Mais, comment un « sujet (se) connaissant » peut-il émerger à partir de la simple pensée d'un objet épistémique ? 

Arguer de la réflexivité de l'esprit sur sa propre connaissance comme condition de sa subjectivité, c'est expliquer la subjectivité... par la subjectivité ! Et c'est encore questionner la problématique sous l'angle de l'essentialisme. Or, à l'instar de tout phénomène composé, l'émergence d'un « sujet connaissant » n'est pas une entité autonome douée de subjectivité, il n'existe pas autrement qu'en terme de désignation« Étant donné que nous ne semblons pas capables d'acquérir la connaissance de soi par introspection, il apparaît que la seule voie cognitive qui nous reste ouverte est l'inférence. Nous devons établir par un argument que le moi existe » SU-NAG.

  • Le « soi de la personne » (et par similarité, le « soi des phénomènes », c.à.d. la « réalité » du monde phénoménal) est une « performance magique » (c.à.d. sans cause essentialiste) qui nous fait saisir des objets épistémiques comme s'il s'agissait d'existant réels (dissociés de leur expérimentation, elle-même éprouvée comme « réelle »), sous l'effet de la « saisie (innée) du soi ».

Cette performance est doublement « magique » : au sens où la causalité s'origine de la séquence d'un esprit qui se pense sujet alors que la causalité est un objet épistémique co-produit par cet esprit ! ; et où un sujet surgit spontanément à sa propre aperception comme s'il possédait une réalité substantielle, à partir d'un objet épistémique vide de réalité et d'existence propre, alors qu'il n'est rien d'autre lui-même qu'un objet épistémique dont la nature est vacuité ! Ce second aspect est la cause de toute souffrance, car elle induit l'illusion d'un agent de l'expérience laquelle induit à son tour l'illusion qui lui instille le désir-attachement et l'aversion.

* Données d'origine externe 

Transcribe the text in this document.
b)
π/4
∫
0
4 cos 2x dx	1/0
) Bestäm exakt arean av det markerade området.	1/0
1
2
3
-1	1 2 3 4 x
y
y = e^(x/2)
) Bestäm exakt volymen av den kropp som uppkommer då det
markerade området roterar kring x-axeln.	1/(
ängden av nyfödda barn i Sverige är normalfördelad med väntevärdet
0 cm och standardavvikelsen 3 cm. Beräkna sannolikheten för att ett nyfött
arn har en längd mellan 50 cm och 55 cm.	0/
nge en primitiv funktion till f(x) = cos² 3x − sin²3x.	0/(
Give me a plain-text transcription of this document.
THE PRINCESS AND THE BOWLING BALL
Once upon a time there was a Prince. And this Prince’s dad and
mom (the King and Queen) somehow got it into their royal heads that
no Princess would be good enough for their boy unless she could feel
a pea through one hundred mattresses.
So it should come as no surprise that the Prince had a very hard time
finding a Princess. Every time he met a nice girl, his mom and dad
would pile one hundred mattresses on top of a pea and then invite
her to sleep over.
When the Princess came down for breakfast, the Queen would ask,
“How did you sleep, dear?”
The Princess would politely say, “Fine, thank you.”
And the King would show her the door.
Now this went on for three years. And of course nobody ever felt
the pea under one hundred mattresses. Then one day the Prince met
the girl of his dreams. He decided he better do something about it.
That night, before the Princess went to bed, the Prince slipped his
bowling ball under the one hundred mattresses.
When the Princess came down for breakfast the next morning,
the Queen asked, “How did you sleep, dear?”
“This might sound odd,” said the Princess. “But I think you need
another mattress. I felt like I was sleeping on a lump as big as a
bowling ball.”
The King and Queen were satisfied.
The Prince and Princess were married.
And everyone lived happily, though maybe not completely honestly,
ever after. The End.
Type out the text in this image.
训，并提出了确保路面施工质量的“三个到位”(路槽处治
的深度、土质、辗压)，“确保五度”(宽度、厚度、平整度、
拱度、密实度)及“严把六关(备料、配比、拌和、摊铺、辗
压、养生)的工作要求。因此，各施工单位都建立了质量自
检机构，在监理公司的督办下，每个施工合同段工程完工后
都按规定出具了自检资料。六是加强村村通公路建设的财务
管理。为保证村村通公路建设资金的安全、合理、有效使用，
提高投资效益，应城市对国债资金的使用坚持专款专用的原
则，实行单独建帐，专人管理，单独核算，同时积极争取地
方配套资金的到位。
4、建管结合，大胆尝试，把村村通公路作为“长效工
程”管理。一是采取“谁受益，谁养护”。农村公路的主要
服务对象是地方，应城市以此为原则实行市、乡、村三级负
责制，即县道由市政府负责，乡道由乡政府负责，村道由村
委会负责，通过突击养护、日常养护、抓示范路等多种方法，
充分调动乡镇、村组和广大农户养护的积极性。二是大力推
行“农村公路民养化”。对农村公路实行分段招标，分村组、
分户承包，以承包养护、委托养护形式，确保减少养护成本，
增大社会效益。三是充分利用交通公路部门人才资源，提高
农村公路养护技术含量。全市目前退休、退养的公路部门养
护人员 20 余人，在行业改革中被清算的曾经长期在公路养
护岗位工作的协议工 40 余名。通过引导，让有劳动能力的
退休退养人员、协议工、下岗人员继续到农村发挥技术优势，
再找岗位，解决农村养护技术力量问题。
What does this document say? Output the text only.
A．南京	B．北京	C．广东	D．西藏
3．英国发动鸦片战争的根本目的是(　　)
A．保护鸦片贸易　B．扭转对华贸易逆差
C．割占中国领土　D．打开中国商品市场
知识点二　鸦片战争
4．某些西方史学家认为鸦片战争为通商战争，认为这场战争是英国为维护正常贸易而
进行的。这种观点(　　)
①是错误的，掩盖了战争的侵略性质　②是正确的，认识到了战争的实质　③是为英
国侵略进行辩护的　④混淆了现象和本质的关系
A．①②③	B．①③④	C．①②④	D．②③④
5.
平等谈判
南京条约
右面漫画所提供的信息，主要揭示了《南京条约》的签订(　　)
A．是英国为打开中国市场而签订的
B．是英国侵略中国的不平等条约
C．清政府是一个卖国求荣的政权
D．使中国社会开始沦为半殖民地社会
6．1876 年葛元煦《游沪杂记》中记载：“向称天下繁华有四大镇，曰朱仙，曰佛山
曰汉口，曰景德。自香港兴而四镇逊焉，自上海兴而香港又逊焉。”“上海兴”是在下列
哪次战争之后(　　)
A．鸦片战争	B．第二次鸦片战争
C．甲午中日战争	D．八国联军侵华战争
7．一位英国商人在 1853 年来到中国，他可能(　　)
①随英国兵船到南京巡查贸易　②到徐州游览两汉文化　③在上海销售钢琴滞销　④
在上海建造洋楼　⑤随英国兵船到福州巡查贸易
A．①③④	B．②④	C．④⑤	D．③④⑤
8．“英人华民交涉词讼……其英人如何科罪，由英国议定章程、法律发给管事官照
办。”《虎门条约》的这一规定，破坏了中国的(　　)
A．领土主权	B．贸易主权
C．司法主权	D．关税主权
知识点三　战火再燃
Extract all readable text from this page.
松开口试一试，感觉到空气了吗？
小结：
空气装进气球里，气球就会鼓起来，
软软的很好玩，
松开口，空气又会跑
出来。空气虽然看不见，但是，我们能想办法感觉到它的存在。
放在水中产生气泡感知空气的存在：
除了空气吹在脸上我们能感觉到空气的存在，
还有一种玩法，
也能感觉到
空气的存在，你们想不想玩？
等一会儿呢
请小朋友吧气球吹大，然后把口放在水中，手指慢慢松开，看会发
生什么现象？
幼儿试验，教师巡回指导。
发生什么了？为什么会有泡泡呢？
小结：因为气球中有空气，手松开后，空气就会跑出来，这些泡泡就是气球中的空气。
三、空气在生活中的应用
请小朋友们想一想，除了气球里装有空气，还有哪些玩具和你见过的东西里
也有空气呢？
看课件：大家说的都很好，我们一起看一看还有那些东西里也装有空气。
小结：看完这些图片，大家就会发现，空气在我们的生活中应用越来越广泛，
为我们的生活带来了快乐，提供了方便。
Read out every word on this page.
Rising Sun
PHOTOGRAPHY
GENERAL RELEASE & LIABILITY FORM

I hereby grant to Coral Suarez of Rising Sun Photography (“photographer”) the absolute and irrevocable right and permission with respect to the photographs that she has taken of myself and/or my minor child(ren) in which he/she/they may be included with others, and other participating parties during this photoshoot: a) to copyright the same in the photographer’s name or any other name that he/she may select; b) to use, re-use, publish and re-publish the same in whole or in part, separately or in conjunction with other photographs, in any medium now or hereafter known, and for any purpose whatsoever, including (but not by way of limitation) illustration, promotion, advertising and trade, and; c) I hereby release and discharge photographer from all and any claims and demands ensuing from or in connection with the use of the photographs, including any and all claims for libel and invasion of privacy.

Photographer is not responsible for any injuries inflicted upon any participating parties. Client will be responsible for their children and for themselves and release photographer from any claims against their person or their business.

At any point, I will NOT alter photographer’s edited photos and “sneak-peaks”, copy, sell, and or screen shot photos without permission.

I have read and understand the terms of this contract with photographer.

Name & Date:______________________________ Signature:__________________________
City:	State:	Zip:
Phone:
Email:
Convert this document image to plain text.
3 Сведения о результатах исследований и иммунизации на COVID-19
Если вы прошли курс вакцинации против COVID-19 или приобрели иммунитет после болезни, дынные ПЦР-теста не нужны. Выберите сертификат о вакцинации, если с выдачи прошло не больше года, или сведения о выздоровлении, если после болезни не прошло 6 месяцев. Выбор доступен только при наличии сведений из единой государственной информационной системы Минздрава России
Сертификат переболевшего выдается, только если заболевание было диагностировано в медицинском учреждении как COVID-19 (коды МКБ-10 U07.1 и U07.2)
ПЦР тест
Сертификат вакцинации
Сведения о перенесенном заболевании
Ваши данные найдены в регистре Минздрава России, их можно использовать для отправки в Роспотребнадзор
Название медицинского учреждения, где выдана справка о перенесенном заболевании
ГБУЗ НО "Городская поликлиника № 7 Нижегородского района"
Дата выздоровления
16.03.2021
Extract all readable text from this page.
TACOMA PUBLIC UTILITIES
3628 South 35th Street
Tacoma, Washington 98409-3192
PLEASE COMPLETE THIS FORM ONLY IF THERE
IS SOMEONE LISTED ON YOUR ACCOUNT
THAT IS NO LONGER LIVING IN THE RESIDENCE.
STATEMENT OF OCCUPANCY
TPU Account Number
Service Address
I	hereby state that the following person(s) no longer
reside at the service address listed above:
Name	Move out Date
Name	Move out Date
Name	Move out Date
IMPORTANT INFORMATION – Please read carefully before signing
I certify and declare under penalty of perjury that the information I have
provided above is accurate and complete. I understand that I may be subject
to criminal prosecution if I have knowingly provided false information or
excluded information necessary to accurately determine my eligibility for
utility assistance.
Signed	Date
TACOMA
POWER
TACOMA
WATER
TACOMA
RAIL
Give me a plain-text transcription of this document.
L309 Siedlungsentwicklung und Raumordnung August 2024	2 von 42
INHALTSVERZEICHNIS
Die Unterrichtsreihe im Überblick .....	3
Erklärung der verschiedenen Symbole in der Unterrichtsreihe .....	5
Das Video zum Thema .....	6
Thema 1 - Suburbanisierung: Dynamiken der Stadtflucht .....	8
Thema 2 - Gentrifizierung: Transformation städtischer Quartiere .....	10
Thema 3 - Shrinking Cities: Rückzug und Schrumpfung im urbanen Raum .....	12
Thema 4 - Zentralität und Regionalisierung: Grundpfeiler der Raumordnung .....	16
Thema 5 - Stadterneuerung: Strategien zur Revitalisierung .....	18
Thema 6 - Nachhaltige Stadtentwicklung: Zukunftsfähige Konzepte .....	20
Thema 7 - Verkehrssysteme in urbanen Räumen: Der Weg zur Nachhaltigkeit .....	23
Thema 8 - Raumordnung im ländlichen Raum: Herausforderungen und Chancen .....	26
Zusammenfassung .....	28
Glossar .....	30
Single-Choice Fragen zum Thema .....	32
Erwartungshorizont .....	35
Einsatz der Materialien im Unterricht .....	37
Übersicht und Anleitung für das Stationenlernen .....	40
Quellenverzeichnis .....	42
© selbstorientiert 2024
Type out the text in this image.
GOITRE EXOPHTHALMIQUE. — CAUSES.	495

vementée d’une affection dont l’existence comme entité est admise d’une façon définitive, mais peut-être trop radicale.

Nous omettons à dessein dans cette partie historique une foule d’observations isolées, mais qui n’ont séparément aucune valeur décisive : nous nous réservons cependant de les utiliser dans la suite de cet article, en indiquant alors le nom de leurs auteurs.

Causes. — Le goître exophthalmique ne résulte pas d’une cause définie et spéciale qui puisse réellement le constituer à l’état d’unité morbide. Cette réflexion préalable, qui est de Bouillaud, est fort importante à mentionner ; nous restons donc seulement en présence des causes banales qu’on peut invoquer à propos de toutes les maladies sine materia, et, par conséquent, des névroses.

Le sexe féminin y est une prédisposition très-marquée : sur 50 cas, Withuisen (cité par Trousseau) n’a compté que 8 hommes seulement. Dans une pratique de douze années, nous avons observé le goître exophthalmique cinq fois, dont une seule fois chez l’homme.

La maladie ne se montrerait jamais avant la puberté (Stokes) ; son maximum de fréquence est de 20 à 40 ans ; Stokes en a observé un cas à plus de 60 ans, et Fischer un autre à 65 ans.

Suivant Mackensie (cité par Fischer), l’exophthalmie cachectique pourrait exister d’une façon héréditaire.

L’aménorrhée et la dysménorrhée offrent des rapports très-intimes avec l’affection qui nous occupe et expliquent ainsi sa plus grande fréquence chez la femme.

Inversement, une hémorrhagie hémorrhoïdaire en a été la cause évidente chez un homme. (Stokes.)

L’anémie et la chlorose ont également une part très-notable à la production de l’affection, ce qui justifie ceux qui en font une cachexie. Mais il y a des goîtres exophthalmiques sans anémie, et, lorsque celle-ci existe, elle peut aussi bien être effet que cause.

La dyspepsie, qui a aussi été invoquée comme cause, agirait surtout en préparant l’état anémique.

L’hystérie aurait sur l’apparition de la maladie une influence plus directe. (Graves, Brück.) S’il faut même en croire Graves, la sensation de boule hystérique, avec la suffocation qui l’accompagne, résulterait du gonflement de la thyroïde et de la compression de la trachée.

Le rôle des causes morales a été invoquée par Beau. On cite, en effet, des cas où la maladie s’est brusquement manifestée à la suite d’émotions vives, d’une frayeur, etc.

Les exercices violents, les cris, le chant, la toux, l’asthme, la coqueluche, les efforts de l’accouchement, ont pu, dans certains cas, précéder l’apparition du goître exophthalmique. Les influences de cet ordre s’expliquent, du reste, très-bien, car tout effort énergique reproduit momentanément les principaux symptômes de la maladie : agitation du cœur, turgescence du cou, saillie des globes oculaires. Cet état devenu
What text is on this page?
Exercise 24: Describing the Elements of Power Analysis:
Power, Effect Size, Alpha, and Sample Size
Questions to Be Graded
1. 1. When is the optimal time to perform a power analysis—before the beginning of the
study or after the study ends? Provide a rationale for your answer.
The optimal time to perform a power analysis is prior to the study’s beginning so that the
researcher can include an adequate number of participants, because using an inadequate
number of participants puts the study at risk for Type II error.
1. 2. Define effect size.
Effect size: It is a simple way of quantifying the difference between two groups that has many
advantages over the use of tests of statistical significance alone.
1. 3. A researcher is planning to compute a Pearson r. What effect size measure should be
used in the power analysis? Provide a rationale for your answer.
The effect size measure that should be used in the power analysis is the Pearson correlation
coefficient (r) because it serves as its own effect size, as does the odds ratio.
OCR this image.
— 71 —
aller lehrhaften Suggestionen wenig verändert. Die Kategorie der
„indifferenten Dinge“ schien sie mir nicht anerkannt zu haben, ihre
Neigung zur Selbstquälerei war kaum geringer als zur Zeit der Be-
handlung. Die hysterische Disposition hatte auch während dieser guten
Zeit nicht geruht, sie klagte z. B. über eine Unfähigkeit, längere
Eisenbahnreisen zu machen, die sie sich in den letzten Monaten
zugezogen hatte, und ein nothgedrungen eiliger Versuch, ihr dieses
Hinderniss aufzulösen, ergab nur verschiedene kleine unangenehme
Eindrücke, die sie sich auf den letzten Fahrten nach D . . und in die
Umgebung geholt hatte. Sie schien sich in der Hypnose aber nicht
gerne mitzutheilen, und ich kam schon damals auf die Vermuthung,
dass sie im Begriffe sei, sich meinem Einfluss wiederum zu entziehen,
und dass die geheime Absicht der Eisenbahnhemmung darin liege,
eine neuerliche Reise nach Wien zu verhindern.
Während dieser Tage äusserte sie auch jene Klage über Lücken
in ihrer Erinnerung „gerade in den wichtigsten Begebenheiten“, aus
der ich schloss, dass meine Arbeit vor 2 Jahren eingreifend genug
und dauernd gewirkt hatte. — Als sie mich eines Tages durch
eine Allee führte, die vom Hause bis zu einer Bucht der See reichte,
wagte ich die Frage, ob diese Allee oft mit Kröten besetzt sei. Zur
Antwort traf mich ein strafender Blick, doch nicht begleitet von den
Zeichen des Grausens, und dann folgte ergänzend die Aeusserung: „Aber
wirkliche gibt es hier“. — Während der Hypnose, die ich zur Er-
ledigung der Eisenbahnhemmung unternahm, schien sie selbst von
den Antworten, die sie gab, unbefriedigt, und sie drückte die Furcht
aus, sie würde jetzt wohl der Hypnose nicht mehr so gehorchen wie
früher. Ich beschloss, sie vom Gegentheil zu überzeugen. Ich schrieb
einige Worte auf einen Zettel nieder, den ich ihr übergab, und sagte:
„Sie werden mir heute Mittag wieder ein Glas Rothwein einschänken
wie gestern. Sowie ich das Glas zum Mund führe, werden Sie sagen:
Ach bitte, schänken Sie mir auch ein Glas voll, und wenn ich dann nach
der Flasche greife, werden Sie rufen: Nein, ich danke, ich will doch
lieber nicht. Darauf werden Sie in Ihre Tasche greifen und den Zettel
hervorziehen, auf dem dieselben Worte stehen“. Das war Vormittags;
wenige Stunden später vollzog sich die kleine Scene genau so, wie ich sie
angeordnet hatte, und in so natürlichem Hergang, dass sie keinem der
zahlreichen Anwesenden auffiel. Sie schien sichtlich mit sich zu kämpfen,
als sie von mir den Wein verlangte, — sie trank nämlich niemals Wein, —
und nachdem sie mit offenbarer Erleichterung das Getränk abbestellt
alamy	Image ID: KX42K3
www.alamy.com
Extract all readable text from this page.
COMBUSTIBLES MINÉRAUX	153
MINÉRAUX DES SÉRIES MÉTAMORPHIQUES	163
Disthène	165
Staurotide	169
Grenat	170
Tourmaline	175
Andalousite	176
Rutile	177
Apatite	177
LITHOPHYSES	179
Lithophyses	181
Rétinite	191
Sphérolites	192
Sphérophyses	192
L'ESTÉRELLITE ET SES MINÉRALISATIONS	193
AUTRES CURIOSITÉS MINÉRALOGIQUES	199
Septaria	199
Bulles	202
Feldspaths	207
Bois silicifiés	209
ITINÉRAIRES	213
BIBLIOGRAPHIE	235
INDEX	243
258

La difficulté à concevoir le monde comme objet épistémique vient de ce que nous considérons la nature des « productions de l'esprit »... comme une ontologie ! La vacuité ne signifie pas seulement « vide de substance », mais également vide de toute essence ontologique, du côté des phénomènes dont l'existence n'est que simple désignation et... du côté du désignant

  • Vu qu'il n'y à rien là-dehors, pas « d'existant premiers » intrinsèques, et vu le vide d'existence véritable des « existants seconds » (les constructions conceptuelles), le terme épistémique ne recouvre pas une ontologie, ce n'est qu'une simple désignation !

  • Lorsque l'on dit que le monde qui nous entoure est le « fruit » de notre esprit, il ne faut pas voir là une sorte de « matrice conceptuelle ». Le dualisme ne fait pas sens puisqu'il n'existe nulle réalité ontologique opposable ! Matière et esprit ne sont que des « isolats conceptuels » à l'instar de la forme et du vide, lesquels ne sont pas, eux-mêmes, d'essence ontologique.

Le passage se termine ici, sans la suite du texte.